We visualize this analytical solution as the figure below.
One advantage of diffusion model is its controlability using the conditioned diffusion generation process. It was originally described as the perturbed gaussian transition
in
Considering the following joint probability \(p(\mathbf{x}, y)\), where \(y\) can be a label/caption to an image. Applying the Bayesian rule, we have
\[\begin{equation} \label{eq: sm_joint_prob} \begin{split} p(\mathbf{x}_t, y) &= p(\mathbf{x}_t) p(y\mid\mathbf{x}_t) \\ \nabla_{\mathbf{x}} \log p(\mathbf{x}_t, y) &= \nabla_{\mathbf{x}} \log p(\mathbf{x}_t) + \nabla_{\mathbf{x}} \log p(y\mid\mathbf{x}_t) \\ \end{split} \end{equation}\]If we have an explicit classifier \(p(y \mid \mathbf{x}) = f_\phi(y \mid \mathbf{x}_t, t)\), in the DDPM context, we can use the gradient to guide the diffusion sampling process.
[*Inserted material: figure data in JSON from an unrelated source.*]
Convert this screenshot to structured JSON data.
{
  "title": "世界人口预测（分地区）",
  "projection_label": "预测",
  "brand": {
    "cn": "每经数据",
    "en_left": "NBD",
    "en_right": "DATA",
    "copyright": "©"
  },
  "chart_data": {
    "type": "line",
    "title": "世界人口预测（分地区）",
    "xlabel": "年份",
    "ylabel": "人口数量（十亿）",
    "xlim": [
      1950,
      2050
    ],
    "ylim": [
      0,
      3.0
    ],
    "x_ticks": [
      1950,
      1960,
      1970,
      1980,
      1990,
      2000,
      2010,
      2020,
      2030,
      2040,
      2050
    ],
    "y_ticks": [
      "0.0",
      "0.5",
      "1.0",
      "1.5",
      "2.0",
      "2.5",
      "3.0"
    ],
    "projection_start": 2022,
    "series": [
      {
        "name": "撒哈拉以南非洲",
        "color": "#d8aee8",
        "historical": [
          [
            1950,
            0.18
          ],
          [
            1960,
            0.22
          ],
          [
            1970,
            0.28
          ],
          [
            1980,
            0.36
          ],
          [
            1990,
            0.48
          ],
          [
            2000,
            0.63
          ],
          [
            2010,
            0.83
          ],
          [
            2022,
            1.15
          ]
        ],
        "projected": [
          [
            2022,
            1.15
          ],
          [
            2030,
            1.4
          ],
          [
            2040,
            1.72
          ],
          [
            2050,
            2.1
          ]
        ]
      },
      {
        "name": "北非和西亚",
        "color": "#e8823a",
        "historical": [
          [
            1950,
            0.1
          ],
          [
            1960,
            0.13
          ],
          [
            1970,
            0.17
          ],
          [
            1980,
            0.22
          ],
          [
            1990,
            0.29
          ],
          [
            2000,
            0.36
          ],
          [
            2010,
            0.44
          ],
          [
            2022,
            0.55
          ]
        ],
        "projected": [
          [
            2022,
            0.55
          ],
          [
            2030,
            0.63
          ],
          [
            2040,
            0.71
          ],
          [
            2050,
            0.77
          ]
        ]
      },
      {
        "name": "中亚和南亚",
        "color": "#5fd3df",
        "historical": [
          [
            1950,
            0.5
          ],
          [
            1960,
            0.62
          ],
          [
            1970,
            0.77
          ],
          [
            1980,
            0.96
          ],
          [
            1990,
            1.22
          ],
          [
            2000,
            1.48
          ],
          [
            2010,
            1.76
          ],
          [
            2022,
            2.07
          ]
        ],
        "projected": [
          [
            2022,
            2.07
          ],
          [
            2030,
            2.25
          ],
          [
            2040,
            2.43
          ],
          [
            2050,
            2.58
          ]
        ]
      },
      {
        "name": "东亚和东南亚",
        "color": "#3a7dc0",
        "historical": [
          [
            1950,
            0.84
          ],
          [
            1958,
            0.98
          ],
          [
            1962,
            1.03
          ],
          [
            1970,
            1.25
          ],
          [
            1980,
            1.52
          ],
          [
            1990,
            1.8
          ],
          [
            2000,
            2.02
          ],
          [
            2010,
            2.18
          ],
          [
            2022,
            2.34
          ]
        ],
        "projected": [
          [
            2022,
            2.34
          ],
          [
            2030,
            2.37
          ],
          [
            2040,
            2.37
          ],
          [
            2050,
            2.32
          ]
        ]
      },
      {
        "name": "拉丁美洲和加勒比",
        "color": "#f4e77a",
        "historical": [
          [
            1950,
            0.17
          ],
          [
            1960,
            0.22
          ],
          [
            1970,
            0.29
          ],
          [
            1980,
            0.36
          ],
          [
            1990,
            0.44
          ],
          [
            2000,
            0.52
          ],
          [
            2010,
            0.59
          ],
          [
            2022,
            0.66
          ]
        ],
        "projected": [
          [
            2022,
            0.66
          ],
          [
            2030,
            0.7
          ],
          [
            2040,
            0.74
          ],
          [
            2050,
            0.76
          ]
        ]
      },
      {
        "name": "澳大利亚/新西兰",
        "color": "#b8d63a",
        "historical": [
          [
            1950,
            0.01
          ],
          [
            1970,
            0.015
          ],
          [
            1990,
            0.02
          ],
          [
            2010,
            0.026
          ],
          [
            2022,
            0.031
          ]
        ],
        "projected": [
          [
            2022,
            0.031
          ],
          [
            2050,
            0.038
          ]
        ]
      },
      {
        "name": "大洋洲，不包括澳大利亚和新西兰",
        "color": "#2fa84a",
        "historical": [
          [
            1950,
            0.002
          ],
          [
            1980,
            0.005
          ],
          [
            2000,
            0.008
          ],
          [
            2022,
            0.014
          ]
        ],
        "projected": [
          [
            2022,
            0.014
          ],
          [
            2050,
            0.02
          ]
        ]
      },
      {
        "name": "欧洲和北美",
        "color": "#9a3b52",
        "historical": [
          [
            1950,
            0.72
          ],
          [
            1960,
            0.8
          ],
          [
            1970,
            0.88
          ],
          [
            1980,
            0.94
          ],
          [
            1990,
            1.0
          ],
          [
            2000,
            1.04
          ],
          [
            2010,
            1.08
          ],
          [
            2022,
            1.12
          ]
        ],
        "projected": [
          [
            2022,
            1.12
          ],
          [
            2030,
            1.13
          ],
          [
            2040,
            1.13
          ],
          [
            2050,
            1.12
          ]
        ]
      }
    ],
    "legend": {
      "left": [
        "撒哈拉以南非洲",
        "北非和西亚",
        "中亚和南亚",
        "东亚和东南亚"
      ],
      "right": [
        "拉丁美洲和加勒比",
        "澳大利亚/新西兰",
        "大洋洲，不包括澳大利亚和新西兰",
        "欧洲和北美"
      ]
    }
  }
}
\[\begin{equation*} \begin{split} \nabla_{\mathbf{x}} \log p(\mathbf{x}_t, y) &= \nabla_{\mathbf{x}} \log p(\mathbf{x}_t) + \nabla_{\mathbf{x}} \log p(y\mid\mathbf{x}_t) \\ &= \nabla_{\mathbf{x}} \log p(\mathbf{x}_t) + \nabla_{\mathbf{x}} \log f_\phi(y\mid\mathbf{x}_t, t) \\ \end{split} \end{equation*}\]In our 1D MoG example, if we use \(p(y \mid x) = \mathcal{N}(\mu_i; \sigma^2_i)\) as our guidance, we are leading our denoising into one of the Gaussian component.
\[\begin{equation*} \nabla_{x} \log p(y \mid x_t) = \nabla_{x} \log \mathcal{N}(\mu_i; \sigma^2_i) = - \frac{x-\mu_i}{\sigma^2_i} \end{equation*}\] \[\begin{equation*} \begin{split} \nabla_{x} \log p(x_t, y) &= \nabla_{x} \log p(x_t) + \nabla_{x} \log p(y\mid x_t) \\ &= \sum_{i=\{1, 2\}} \gamma_i \left( -\frac{(x_t - \sqrt{\bar{\alpha}_t} \mu_i)}{(\sigma^2_t + \bar{\alpha}_t \sigma^2_i)} \right) - \frac{x-\mu_i}{\sigma^2_i} \end{split} \end{equation*}\]This way, as shown in the visualization below, all the samples are guided into one of the Gaussian components in the reverse SDE process.